All are experiencing mild to moderate symptoms. Three are quarantined at home and stay alone inside their individual rooms with bathrooms and other amenities. One is now in the Manila COVID-19 field hospital in Rizal Park. She’s been doing well except when she had to wait for a day to be given a room because the more serious ones had to be accommodated first. Her breathing was not good. I could hear it on the phone. When she learned that medicines had been prescribed for her, she wondered why she wasn’t getting any. She asked for a prescription so a relative could buy them. Still, there was none.
To make a long story short, there were angels in disguise who connected the wires, so to speak. The doctor came and so did the head nurse. My friend got her medicines. Her left lung is now being monitored. All’s well that ends well in that part of the woods.
Just in from a religious sister who tested positive along with four other sisters in her convent: “All our lay partners—cook, driver, gardener, laundry woman — tested positive. Though am ok now, I still have to isolate myself to avoid re-infection. The other sisters are still in isolation. The LGU put us on lockdown till Sept. 25.”
Here’s a recent meme that shifts the burden on us who are not essential workers or health care frontliners: “We, the healthcare workers, are not your front-liners any longer. We are your LAST LINE OF DEFENSE. YOU, my fellow people, are the front-liners now. The war has shifted to the community and it is up to you. This cannot be won in the confines of the hospital.
“Let this sink in. You are responsible for protecting yourself, your family, the community and the country. Lifted restrictions do not mean carelessness and that life is back to ‘normal.’ Gatherings are still not ok. Be responsible.”
It is signed by a Dr. B. Calinawagan. The meme’s author could be Anyhealthcareworker weighed down by the countless deaths, the sound of weeping and gnashing of teeth in the triages, ERs, wards, corridors, and ICUs.
Sideliners. That’s how we could call ourselves and others when we do small online errands and other virtual runs for the stricken and disabled during this pandemic crisis. Sideliners because we are not frontliners who are in the thick of battle to save lives. We are not the so-called essential workers either.
But we can do our part.

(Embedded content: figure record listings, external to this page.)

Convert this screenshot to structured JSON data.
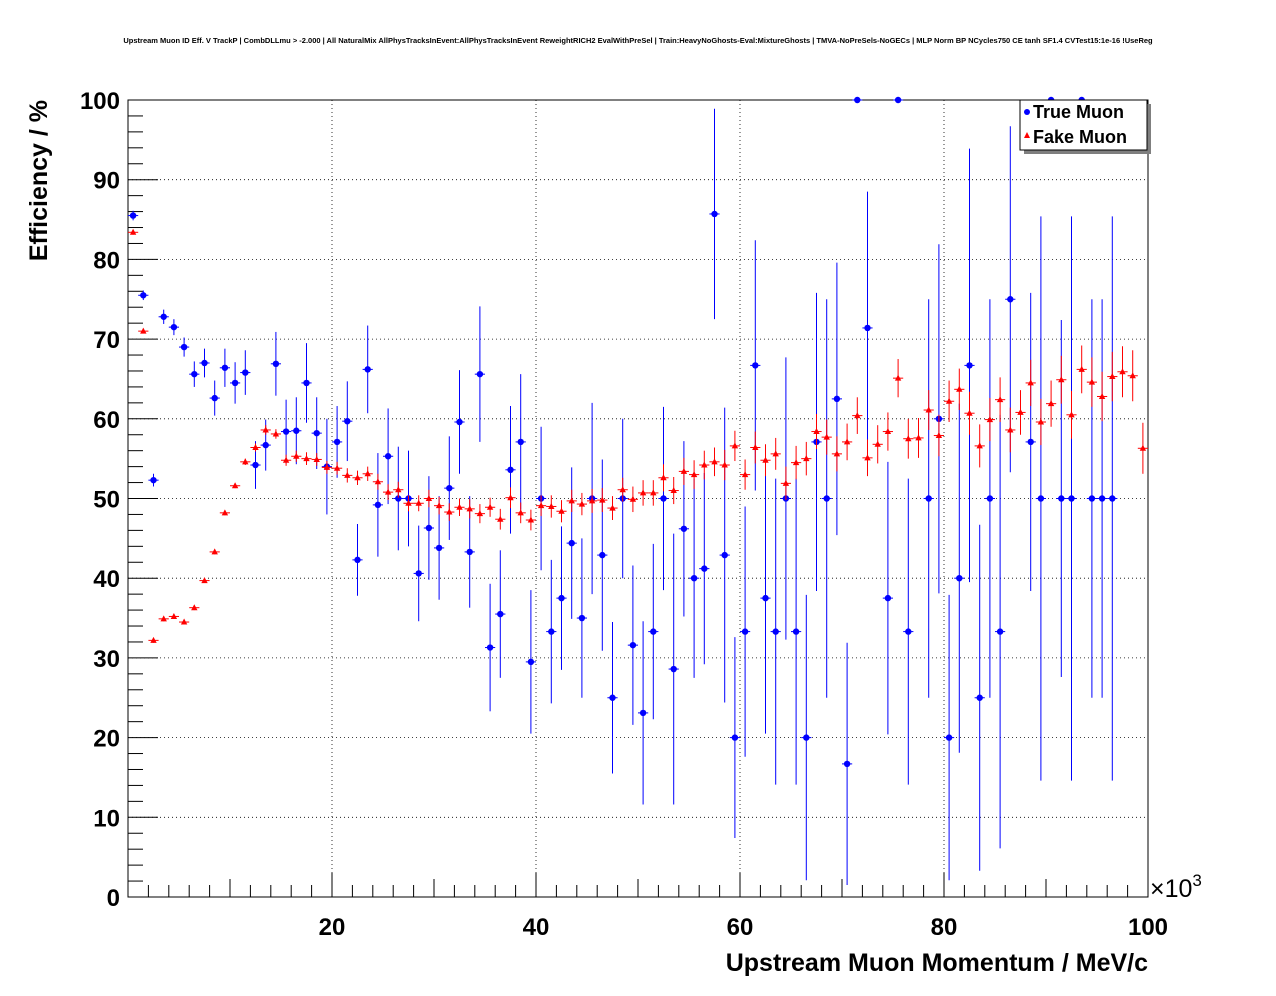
{
  "chart_data": {
    "type": "scatter",
    "title": "Upstream Muon ID Eff. V TrackP | CombDLLmu > -2.000 | All NaturalMix AllPhysTracksInEvent:AllPhysTracksInEvent ReweightRICH2 EvalWithPreSel | Train:HeavyNoGhosts-Eval:MixtureGhosts | TMVA-NoPreSels-NoGECs | MLP Norm BP NCycles750 CE tanh SF1.4 CVTest15:1e-16 !UseReg",
    "xlabel": "Upstream Muon Momentum / MeV/c",
    "ylabel": "Efficiency / %",
    "x_multiplier": "×10",
    "x_multiplier_exp": "3",
    "xlim": [
      0,
      100
    ],
    "ylim": [
      0,
      100
    ],
    "x_ticks": [
      "20",
      "40",
      "60",
      "80",
      "100"
    ],
    "y_ticks": [
      "0",
      "10",
      "20",
      "30",
      "40",
      "50",
      "60",
      "70",
      "80",
      "90",
      "100"
    ],
    "grid": true,
    "legend_position": "top-right",
    "bin_width": 1,
    "series": [
      {
        "name": "True Muon",
        "color": "#0000ff",
        "marker": "circle",
        "points": [
          {
            "x": 0.5,
            "y": 85.5,
            "err": 0.6
          },
          {
            "x": 1.5,
            "y": 75.5,
            "err": 0.6
          },
          {
            "x": 2.5,
            "y": 52.3,
            "err": 0.8
          },
          {
            "x": 3.5,
            "y": 72.8,
            "err": 0.9
          },
          {
            "x": 4.5,
            "y": 71.5,
            "err": 1.0
          },
          {
            "x": 5.5,
            "y": 69.0,
            "err": 1.2
          },
          {
            "x": 6.5,
            "y": 65.6,
            "err": 1.6
          },
          {
            "x": 7.5,
            "y": 67.0,
            "err": 1.8
          },
          {
            "x": 8.5,
            "y": 62.6,
            "err": 2.2
          },
          {
            "x": 9.5,
            "y": 66.4,
            "err": 2.4
          },
          {
            "x": 10.5,
            "y": 64.5,
            "err": 2.6
          },
          {
            "x": 11.5,
            "y": 65.8,
            "err": 2.8
          },
          {
            "x": 12.5,
            "y": 54.2,
            "err": 3.0
          },
          {
            "x": 13.5,
            "y": 56.7,
            "err": 3.2
          },
          {
            "x": 14.5,
            "y": 66.9,
            "err": 4.0
          },
          {
            "x": 15.5,
            "y": 58.4,
            "err": 4.0
          },
          {
            "x": 16.5,
            "y": 58.5,
            "err": 4.2
          },
          {
            "x": 17.5,
            "y": 64.5,
            "err": 5.0
          },
          {
            "x": 18.5,
            "y": 58.2,
            "err": 4.5
          },
          {
            "x": 19.5,
            "y": 54.0,
            "err": 6.0
          },
          {
            "x": 20.5,
            "y": 57.1,
            "err": 4.5
          },
          {
            "x": 21.5,
            "y": 59.7,
            "err": 5.0
          },
          {
            "x": 22.5,
            "y": 42.3,
            "err": 4.5
          },
          {
            "x": 23.5,
            "y": 66.2,
            "err": 5.5
          },
          {
            "x": 24.5,
            "y": 49.2,
            "err": 6.5
          },
          {
            "x": 25.5,
            "y": 55.3,
            "err": 6.0
          },
          {
            "x": 26.5,
            "y": 50.0,
            "err": 6.5
          },
          {
            "x": 27.5,
            "y": 50.0,
            "err": 6.0
          },
          {
            "x": 28.5,
            "y": 40.6,
            "err": 6.0
          },
          {
            "x": 29.5,
            "y": 46.3,
            "err": 6.5
          },
          {
            "x": 30.5,
            "y": 43.8,
            "err": 6.5
          },
          {
            "x": 31.5,
            "y": 51.3,
            "err": 6.5
          },
          {
            "x": 32.5,
            "y": 59.6,
            "err": 6.5
          },
          {
            "x": 33.5,
            "y": 43.3,
            "err": 7.0
          },
          {
            "x": 34.5,
            "y": 65.6,
            "err": 8.5
          },
          {
            "x": 35.5,
            "y": 31.3,
            "err": 8.0
          },
          {
            "x": 36.5,
            "y": 35.5,
            "err": 8.0
          },
          {
            "x": 37.5,
            "y": 53.6,
            "err": 8.0
          },
          {
            "x": 38.5,
            "y": 57.1,
            "err": 8.5
          },
          {
            "x": 39.5,
            "y": 29.5,
            "err": 9.0
          },
          {
            "x": 40.5,
            "y": 50.0,
            "err": 9.0
          },
          {
            "x": 41.5,
            "y": 33.3,
            "err": 9.0
          },
          {
            "x": 42.5,
            "y": 37.5,
            "err": 9.0
          },
          {
            "x": 43.5,
            "y": 44.4,
            "err": 9.5
          },
          {
            "x": 44.5,
            "y": 35.0,
            "err": 10.0
          },
          {
            "x": 45.5,
            "y": 50.0,
            "err": 12.0
          },
          {
            "x": 46.5,
            "y": 42.9,
            "err": 12.0
          },
          {
            "x": 47.5,
            "y": 25.0,
            "err": 9.5
          },
          {
            "x": 48.5,
            "y": 50.0,
            "err": 10.0
          },
          {
            "x": 49.5,
            "y": 31.6,
            "err": 10.0
          },
          {
            "x": 50.5,
            "y": 23.1,
            "err": 11.5
          },
          {
            "x": 51.5,
            "y": 33.3,
            "err": 11.0
          },
          {
            "x": 52.5,
            "y": 50.0,
            "err": 11.5
          },
          {
            "x": 53.5,
            "y": 28.6,
            "err": 17.0
          },
          {
            "x": 54.5,
            "y": 46.2,
            "err": 11.0
          },
          {
            "x": 55.5,
            "y": 40.0,
            "err": 12.5
          },
          {
            "x": 56.5,
            "y": 41.2,
            "err": 12.0
          },
          {
            "x": 57.5,
            "y": 85.7,
            "err": 13.2
          },
          {
            "x": 58.5,
            "y": 42.9,
            "err": 18.5
          },
          {
            "x": 59.5,
            "y": 20.0,
            "err": 12.6
          },
          {
            "x": 60.5,
            "y": 33.3,
            "err": 15.7
          },
          {
            "x": 61.5,
            "y": 66.7,
            "err": 15.7
          },
          {
            "x": 62.5,
            "y": 37.5,
            "err": 17.0
          },
          {
            "x": 63.5,
            "y": 33.3,
            "err": 19.2
          },
          {
            "x": 64.5,
            "y": 50.0,
            "err": 17.7
          },
          {
            "x": 65.5,
            "y": 33.3,
            "err": 19.2
          },
          {
            "x": 66.5,
            "y": 20.0,
            "err": 17.9
          },
          {
            "x": 67.5,
            "y": 57.1,
            "err": 18.7
          },
          {
            "x": 68.5,
            "y": 50.0,
            "err": 25.0
          },
          {
            "x": 69.5,
            "y": 62.5,
            "err": 17.1
          },
          {
            "x": 70.5,
            "y": 16.7,
            "err": 15.2
          },
          {
            "x": 71.5,
            "y": 100.0,
            "err": 0
          },
          {
            "x": 72.5,
            "y": 71.4,
            "err": 17.1
          },
          {
            "x": 74.5,
            "y": 37.5,
            "err": 17.1
          },
          {
            "x": 75.5,
            "y": 100.0,
            "err": 0
          },
          {
            "x": 76.5,
            "y": 33.3,
            "err": 19.2
          },
          {
            "x": 78.5,
            "y": 50.0,
            "err": 25.0
          },
          {
            "x": 79.5,
            "y": 60.0,
            "err": 21.9
          },
          {
            "x": 80.5,
            "y": 20.0,
            "err": 17.9
          },
          {
            "x": 81.5,
            "y": 40.0,
            "err": 21.9
          },
          {
            "x": 82.5,
            "y": 66.7,
            "err": 27.2
          },
          {
            "x": 83.5,
            "y": 25.0,
            "err": 21.7
          },
          {
            "x": 84.5,
            "y": 50.0,
            "err": 25.0
          },
          {
            "x": 85.5,
            "y": 33.3,
            "err": 27.2
          },
          {
            "x": 86.5,
            "y": 75.0,
            "err": 21.7
          },
          {
            "x": 88.5,
            "y": 57.1,
            "err": 18.7
          },
          {
            "x": 89.5,
            "y": 50.0,
            "err": 35.4
          },
          {
            "x": 90.5,
            "y": 100.0,
            "err": 0
          },
          {
            "x": 91.5,
            "y": 50.0,
            "err": 22.4
          },
          {
            "x": 92.5,
            "y": 50.0,
            "err": 35.4
          },
          {
            "x": 93.5,
            "y": 100.0,
            "err": 0
          },
          {
            "x": 94.5,
            "y": 50.0,
            "err": 25.0
          },
          {
            "x": 95.5,
            "y": 50.0,
            "err": 25.0
          },
          {
            "x": 96.5,
            "y": 50.0,
            "err": 35.4
          }
        ]
      },
      {
        "name": "Fake Muon",
        "color": "#ff0000",
        "marker": "triangle",
        "points": [
          {
            "x": 0.5,
            "y": 83.4,
            "err": 0.3
          },
          {
            "x": 1.5,
            "y": 71.0,
            "err": 0.3
          },
          {
            "x": 2.5,
            "y": 32.2,
            "err": 0.3
          },
          {
            "x": 3.5,
            "y": 34.9,
            "err": 0.3
          },
          {
            "x": 4.5,
            "y": 35.2,
            "err": 0.3
          },
          {
            "x": 5.5,
            "y": 34.5,
            "err": 0.3
          },
          {
            "x": 6.5,
            "y": 36.3,
            "err": 0.3
          },
          {
            "x": 7.5,
            "y": 39.7,
            "err": 0.3
          },
          {
            "x": 8.5,
            "y": 43.3,
            "err": 0.3
          },
          {
            "x": 9.5,
            "y": 48.2,
            "err": 0.3
          },
          {
            "x": 10.5,
            "y": 51.6,
            "err": 0.3
          },
          {
            "x": 11.5,
            "y": 54.6,
            "err": 0.4
          },
          {
            "x": 12.5,
            "y": 56.4,
            "err": 0.5
          },
          {
            "x": 13.5,
            "y": 58.6,
            "err": 0.6
          },
          {
            "x": 14.5,
            "y": 58.1,
            "err": 0.6
          },
          {
            "x": 15.5,
            "y": 54.8,
            "err": 0.7
          },
          {
            "x": 16.5,
            "y": 55.3,
            "err": 0.7
          },
          {
            "x": 17.5,
            "y": 55.0,
            "err": 0.8
          },
          {
            "x": 18.5,
            "y": 54.9,
            "err": 0.8
          },
          {
            "x": 19.5,
            "y": 53.9,
            "err": 0.8
          },
          {
            "x": 20.5,
            "y": 53.8,
            "err": 0.8
          },
          {
            "x": 21.5,
            "y": 52.9,
            "err": 0.9
          },
          {
            "x": 22.5,
            "y": 52.6,
            "err": 0.9
          },
          {
            "x": 23.5,
            "y": 53.1,
            "err": 0.9
          },
          {
            "x": 24.5,
            "y": 52.1,
            "err": 1.0
          },
          {
            "x": 25.5,
            "y": 50.8,
            "err": 1.0
          },
          {
            "x": 26.5,
            "y": 51.1,
            "err": 1.0
          },
          {
            "x": 27.5,
            "y": 49.4,
            "err": 1.0
          },
          {
            "x": 28.5,
            "y": 49.4,
            "err": 1.0
          },
          {
            "x": 29.5,
            "y": 50.0,
            "err": 1.1
          },
          {
            "x": 30.5,
            "y": 49.1,
            "err": 1.1
          },
          {
            "x": 31.5,
            "y": 48.3,
            "err": 1.1
          },
          {
            "x": 32.5,
            "y": 48.9,
            "err": 1.1
          },
          {
            "x": 33.5,
            "y": 48.7,
            "err": 1.2
          },
          {
            "x": 34.5,
            "y": 48.1,
            "err": 1.2
          },
          {
            "x": 35.5,
            "y": 48.9,
            "err": 1.2
          },
          {
            "x": 36.5,
            "y": 47.4,
            "err": 1.3
          },
          {
            "x": 37.5,
            "y": 50.1,
            "err": 1.3
          },
          {
            "x": 38.5,
            "y": 48.2,
            "err": 1.3
          },
          {
            "x": 39.5,
            "y": 47.3,
            "err": 1.3
          },
          {
            "x": 40.5,
            "y": 49.1,
            "err": 1.3
          },
          {
            "x": 41.5,
            "y": 49.0,
            "err": 1.4
          },
          {
            "x": 42.5,
            "y": 48.4,
            "err": 1.4
          },
          {
            "x": 43.5,
            "y": 49.7,
            "err": 1.4
          },
          {
            "x": 44.5,
            "y": 49.3,
            "err": 1.4
          },
          {
            "x": 45.5,
            "y": 49.7,
            "err": 1.5
          },
          {
            "x": 46.5,
            "y": 49.8,
            "err": 1.5
          },
          {
            "x": 47.5,
            "y": 48.8,
            "err": 1.5
          },
          {
            "x": 48.5,
            "y": 51.1,
            "err": 1.5
          },
          {
            "x": 49.5,
            "y": 49.9,
            "err": 1.6
          },
          {
            "x": 50.5,
            "y": 50.7,
            "err": 1.6
          },
          {
            "x": 51.5,
            "y": 50.7,
            "err": 1.6
          },
          {
            "x": 52.5,
            "y": 52.6,
            "err": 1.7
          },
          {
            "x": 53.5,
            "y": 51.0,
            "err": 1.7
          },
          {
            "x": 54.5,
            "y": 53.4,
            "err": 1.7
          },
          {
            "x": 55.5,
            "y": 53.0,
            "err": 1.8
          },
          {
            "x": 56.5,
            "y": 54.2,
            "err": 1.8
          },
          {
            "x": 57.5,
            "y": 54.6,
            "err": 1.8
          },
          {
            "x": 58.5,
            "y": 54.2,
            "err": 1.9
          },
          {
            "x": 59.5,
            "y": 56.6,
            "err": 1.9
          },
          {
            "x": 60.5,
            "y": 53.0,
            "err": 1.9
          },
          {
            "x": 61.5,
            "y": 56.4,
            "err": 2.0
          },
          {
            "x": 62.5,
            "y": 54.8,
            "err": 2.0
          },
          {
            "x": 63.5,
            "y": 55.6,
            "err": 2.0
          },
          {
            "x": 64.5,
            "y": 51.9,
            "err": 2.1
          },
          {
            "x": 65.5,
            "y": 54.5,
            "err": 2.1
          },
          {
            "x": 66.5,
            "y": 55.0,
            "err": 2.1
          },
          {
            "x": 67.5,
            "y": 58.4,
            "err": 2.2
          },
          {
            "x": 68.5,
            "y": 57.7,
            "err": 2.2
          },
          {
            "x": 69.5,
            "y": 55.6,
            "err": 2.2
          },
          {
            "x": 70.5,
            "y": 57.1,
            "err": 2.3
          },
          {
            "x": 71.5,
            "y": 60.4,
            "err": 2.3
          },
          {
            "x": 72.5,
            "y": 55.1,
            "err": 2.3
          },
          {
            "x": 73.5,
            "y": 56.8,
            "err": 2.4
          },
          {
            "x": 74.5,
            "y": 58.4,
            "err": 2.4
          },
          {
            "x": 75.5,
            "y": 65.1,
            "err": 2.4
          },
          {
            "x": 76.5,
            "y": 57.5,
            "err": 2.5
          },
          {
            "x": 77.5,
            "y": 57.6,
            "err": 2.5
          },
          {
            "x": 78.5,
            "y": 61.1,
            "err": 2.5
          },
          {
            "x": 79.5,
            "y": 57.9,
            "err": 2.6
          },
          {
            "x": 80.5,
            "y": 62.2,
            "err": 2.6
          },
          {
            "x": 81.5,
            "y": 63.7,
            "err": 2.6
          },
          {
            "x": 82.5,
            "y": 60.7,
            "err": 2.7
          },
          {
            "x": 83.5,
            "y": 56.6,
            "err": 2.7
          },
          {
            "x": 84.5,
            "y": 59.9,
            "err": 2.7
          },
          {
            "x": 85.5,
            "y": 62.4,
            "err": 2.8
          },
          {
            "x": 86.5,
            "y": 58.6,
            "err": 2.8
          },
          {
            "x": 87.5,
            "y": 60.8,
            "err": 2.8
          },
          {
            "x": 88.5,
            "y": 64.5,
            "err": 2.9
          },
          {
            "x": 89.5,
            "y": 59.6,
            "err": 2.9
          },
          {
            "x": 90.5,
            "y": 61.9,
            "err": 2.9
          },
          {
            "x": 91.5,
            "y": 64.9,
            "err": 3.0
          },
          {
            "x": 92.5,
            "y": 60.5,
            "err": 3.0
          },
          {
            "x": 93.5,
            "y": 66.2,
            "err": 3.0
          },
          {
            "x": 94.5,
            "y": 64.6,
            "err": 3.1
          },
          {
            "x": 95.5,
            "y": 62.8,
            "err": 3.1
          },
          {
            "x": 96.5,
            "y": 65.3,
            "err": 3.1
          },
          {
            "x": 97.5,
            "y": 65.9,
            "err": 3.2
          },
          {
            "x": 98.5,
            "y": 65.4,
            "err": 3.2
          },
          {
            "x": 99.5,
            "y": 56.3,
            "err": 3.2
          }
        ]
      }
    ]
  }
}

The health care frontliners are so battered and extremely exhausted. That the health care system is overwhelmed if not near breaking point, sad to say, already sounds cliché. But so real.
Now the czars and guys in the government task force overseeing the country’s battle against the pandemic just came up with a reclassification (or whatever you call it) of the quarantine status/alert levels/restrictions to be imposed on geographical areas. It is a switch from the super messy GCQ, MECQ, ECQ, granular, bubble, lockdown categories, etc. Better late than later. Using numbers for alert levels had been proposed by many when the pandemic began more than a year ago. Or the use of letters of the alphabet in succession, as in ABCDE. Instead, the task force served us a scrambled alphabet soup with “bubbles” and “granulated” stuff added. “Ano raw?” has become a hilarious refrain and expression of puzzlement. Like when you hear President Duterte mumble and jumble his words and unfinished sentences.
I hope they don’t switch to colors to signify alert levels. People who had not learned in grade school the succession of colors in the color wheel or the rainbow (remember ROYGBIV or VIBGYOR) might be asking “Ano raw?” without end.
Filipinos are in a state of enhanced, granulated confusion. We are an “ano raw?” republic.